A partir da experiência da ocupação das escolas, Luana também passou a desconfiar dos meios de comunicação. “Teve uma reportagem, que nunca vou esquecer, que era a porta de uma ocupação e tinha umas garrafas [de bebida alcóolica]. Aí chamaram de baderneiros. Mas as garrafas não eram dos ocupantes, eram da rua. Tudo que a gente deixava passar se virava contra a gente, até o que não tínhamos feito”, conta.
Com isso, a estudante passou a ser mais criteriosa ao consumir informação. “Eu vou lendo várias coisas, para ir filtrando todas as informações e vendo o que acho real”, comenta.
Demandas concretas
“Não é só tirar os corruptos e entrar outros no lugar. É uma coisa estrutural”, diz Cauê Borges (17 anos), aluno da Escola Técnica de São Paulo (Etesp). “Por isso que a gente está mostrando que a luta é na rua, não é entrando no meio do Estado e tentando mudar por dentro”, diz ao mostrar desconfiança em relação aos atores políticos e institucionais.
“Há muita diferença entre as manifestações que a Fiesp, a Globo e o PT estão promovendo?”, questiona Cauê. “Os projetos são muito parecidos. O que a gente está colocando aqui é que há coisas concretas pelas quais a gente tem que lutar, não por democracia ou contra a corrupção. Tem a luta salarial, por mais escolas e por uma educação libertadora. São coisas concretas”, ressalta.
O jovem reconhece, entretanto, que muitos estudantes acabam se identificando com um lado ou outro, apesar de o movimento secundarista não ter se aproximado de nenhum dos grupos. “É muito difuso na escola”, afirma ele sobre a opinião dos estudantes. “Quem não é contra a corrupção? Quem não é a favor da democracia? São valores morais em que é muito fácil [atrair as pessoas]. O que estiver mais próximo de você, você vai. Mas não é nada concreto”.
A questão do impeachment tem, na opinião de Cauê, motivações econômicas. “Há uma motivação econômica clara nisso. A crise bateu nos empresários e até no bolso do trabalhador. Isso gera movimentação e revolta”.
Pela democracia
Entre os jovens que aderiram às manifestações favoráveis ao governo está Lilith Cristina Moreira (15 anos). “Fui a dois atos em favor da democracia, porque acho que essa luta é de todo mundo que não quer o golpe”, justificou a aluna da Escola Estadual Maria José, que fica no bairro Bela Vista, região central da capital paulista. “Quem não está na rua pela democracia devia ter ocupado escolas junto com a gente e ter estudado um pouco mais de história do Brasil”, afirmou.
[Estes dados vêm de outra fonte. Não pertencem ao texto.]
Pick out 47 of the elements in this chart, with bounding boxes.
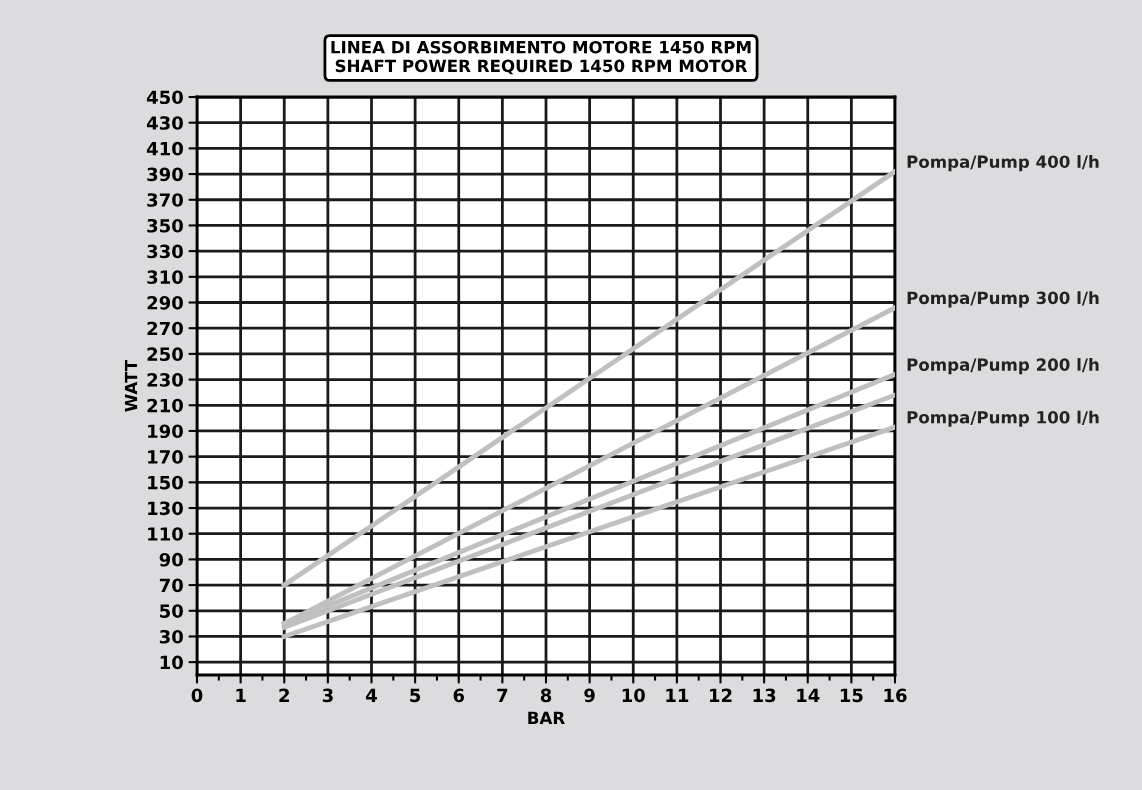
- x-tick-label: 5: [410, 688, 421, 703]
- y-tick-label: 210: [147, 398, 183, 413]
- y-tick-label: 110: [148, 527, 183, 541]
- x-tick-label: 0: [191, 688, 203, 703]
- x-tick-label: 13: [753, 688, 776, 703]
- y-tick-label: 170: [148, 450, 183, 464]
- x-tick-label: 10: [622, 688, 645, 703]
- x-axis-title: BAR: [528, 711, 565, 724]
- y-tick-label: 330: [147, 244, 183, 259]
- y-tick-label: 310: [147, 270, 183, 284]
- x-tick-label: 9: [584, 688, 595, 703]
- x-tick-label: 11: [666, 688, 689, 702]
- y-tick-label: 230: [147, 373, 183, 387]
- y-tick-label: 150: [148, 475, 183, 490]
- series-label: Pompa/Pump 300 l/h: [907, 291, 1099, 308]
- x-tick-label: 4: [366, 688, 377, 702]
- series-label: Pompa/Pump 400 l/h: [907, 155, 1099, 172]
- y-tick-label: 410: [146, 141, 183, 156]
- y-tick-label: 50: [160, 604, 183, 618]
- series-label: Pompa/Pump 200 l/h: [907, 358, 1099, 375]
- y-tick-label: 390: [147, 167, 183, 182]
- y-tick-label: 190: [148, 424, 183, 439]
- y-tick-label: 70: [159, 578, 183, 593]
- series-label: Pompa/Pump 100 l/h: [907, 410, 1099, 427]
- x-tick-label: 1: [236, 688, 246, 702]
- x-tick-label: 7: [497, 688, 508, 702]
- x-tick-label: 14: [797, 688, 820, 702]
- x-tick-label: 15: [840, 688, 863, 703]
- y-tick-label: 450: [146, 90, 183, 105]
- y-tick-label: 290: [147, 295, 183, 310]
- y-tick-label: 10: [160, 655, 183, 670]
- x-tick-label: 12: [709, 688, 732, 702]
- x-tick-label: 6: [453, 688, 465, 703]
- y-axis-title: WATT: [124, 359, 138, 412]
- y-tick-label: 250: [147, 347, 183, 362]
- y-tick-label: 350: [147, 218, 183, 233]
- x-tick-label: 8: [540, 688, 552, 703]
- y-tick-label: 370: [147, 193, 183, 207]
- x-tick-label: 2: [279, 688, 289, 702]
- y-tick-label: 30: [159, 629, 183, 644]
- y-tick-label: 270: [147, 321, 183, 336]
- x-tick-label: 16: [884, 688, 907, 703]
- x-tick-label: 3: [322, 688, 333, 703]
- y-tick-label: 90: [159, 552, 183, 567]
- y-tick-label: 130: [148, 501, 183, 516]
- chart-title: LINEA DI ASSORBIMENTO MOTORE 1450 RPM SHAFT POWER REQUIRED 1450 RPM MOTOR: [331, 40, 751, 75]
- y-tick-label: 430: [146, 116, 183, 130]
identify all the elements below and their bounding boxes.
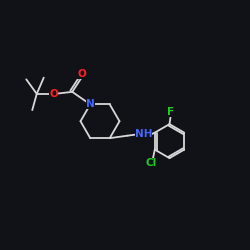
Text: O: O: [78, 69, 86, 79]
Text: N: N: [86, 99, 95, 109]
Text: Cl: Cl: [146, 158, 157, 168]
Text: NH: NH: [134, 129, 152, 139]
Text: F: F: [167, 107, 174, 117]
Text: O: O: [49, 89, 58, 99]
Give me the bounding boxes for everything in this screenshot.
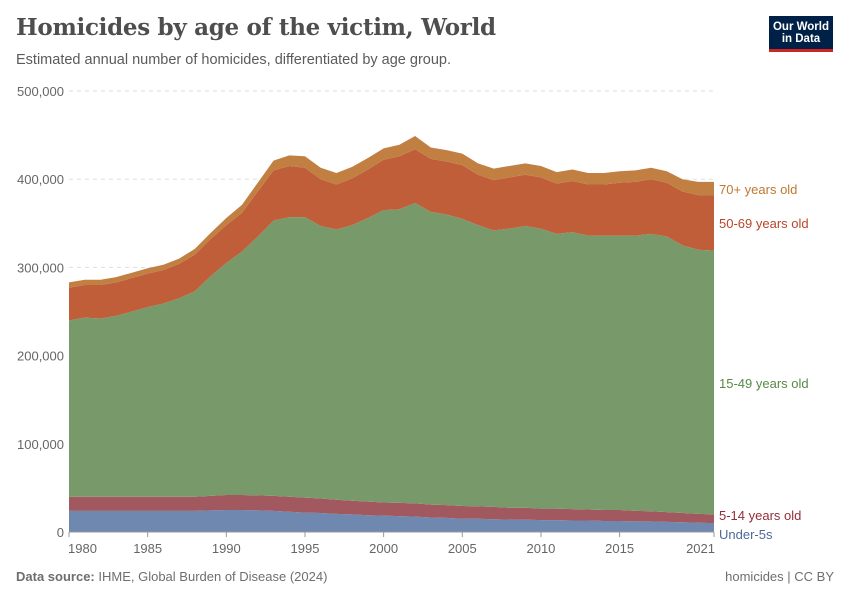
series-label: Under-5s: [719, 527, 773, 542]
source-label: Data source:: [16, 569, 95, 584]
x-tick-label: 2021: [686, 541, 715, 556]
series-label: 70+ years old: [719, 182, 797, 197]
y-tick-label: 500,000: [17, 84, 64, 99]
license[interactable]: homicides | CC BY: [725, 569, 834, 584]
source-link[interactable]: IHME, Global Burden of Disease (2024): [98, 569, 328, 584]
series-label: 15-49 years old: [719, 376, 809, 391]
x-tick-label: 2010: [526, 541, 555, 556]
data-source: Data source: IHME, Global Burden of Dise…: [16, 569, 327, 584]
x-tick-label: 1995: [291, 541, 320, 556]
owid-logo[interactable]: Our World in Data: [769, 16, 833, 52]
y-tick-label: 300,000: [17, 260, 64, 275]
series-label: 5-14 years old: [719, 508, 801, 523]
y-tick-label: 100,000: [17, 437, 64, 452]
series-label: 50-69 years old: [719, 216, 809, 231]
chart-subtitle: Estimated annual number of homicides, di…: [16, 52, 451, 68]
x-tick-label: 1980: [68, 541, 97, 556]
area-under-5s: [69, 509, 714, 532]
x-tick-label: 2000: [369, 541, 398, 556]
y-tick-label: 0: [57, 525, 64, 540]
y-tick-label: 200,000: [17, 349, 64, 364]
area-5-14-years-old: [69, 494, 714, 524]
x-tick-label: 1990: [212, 541, 241, 556]
y-tick-label: 400,000: [17, 172, 64, 187]
x-tick-label: 1985: [133, 541, 162, 556]
area-50-69-years-old: [69, 149, 714, 321]
chart-title: Homicides by age of the victim, World: [16, 14, 496, 41]
x-tick-label: 2015: [605, 541, 634, 556]
x-tick-label: 2005: [448, 541, 477, 556]
area-70-years-old: [69, 135, 714, 288]
area-15-49-years-old: [69, 203, 714, 515]
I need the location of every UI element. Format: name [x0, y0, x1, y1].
Apesar de ser contra a saída da presidenta Dilma Rousseff, a jovem diz que não está totalmente satisfeita com a atuação do governo. “Eu tenho várias críticas ao governo federal, mas acho que no momento a gente deveria lutar por uma reforma política, não por impeachment, por uma coisa antidemocrática”.
Entre as críticas que Lilith faz ao governo está a falta de uma posição firme sobre as demandas dos estudantes. “Ela [a presidenta] deveria se posicionar mais em alguns aspectos. Quando a gente ocupou as escolas, ela só se posicionou dois meses depois. Tá virando uma luta nacional. Houve ocupações no Rio de Janeiro, em Goiás e em Minas Gerais, e ela não se posicionou ainda sobre essa luta”, reclamou.
Sobre as propostas que gostaria de ver em uma reforma do sistema político, a jovem defendeu instrumentos que aproximem a legislação das demandas da sociedade. “Eu queria a nossa participação, dos jovens, no direito, nas leis. Está faltando isso, escutarem a gente”.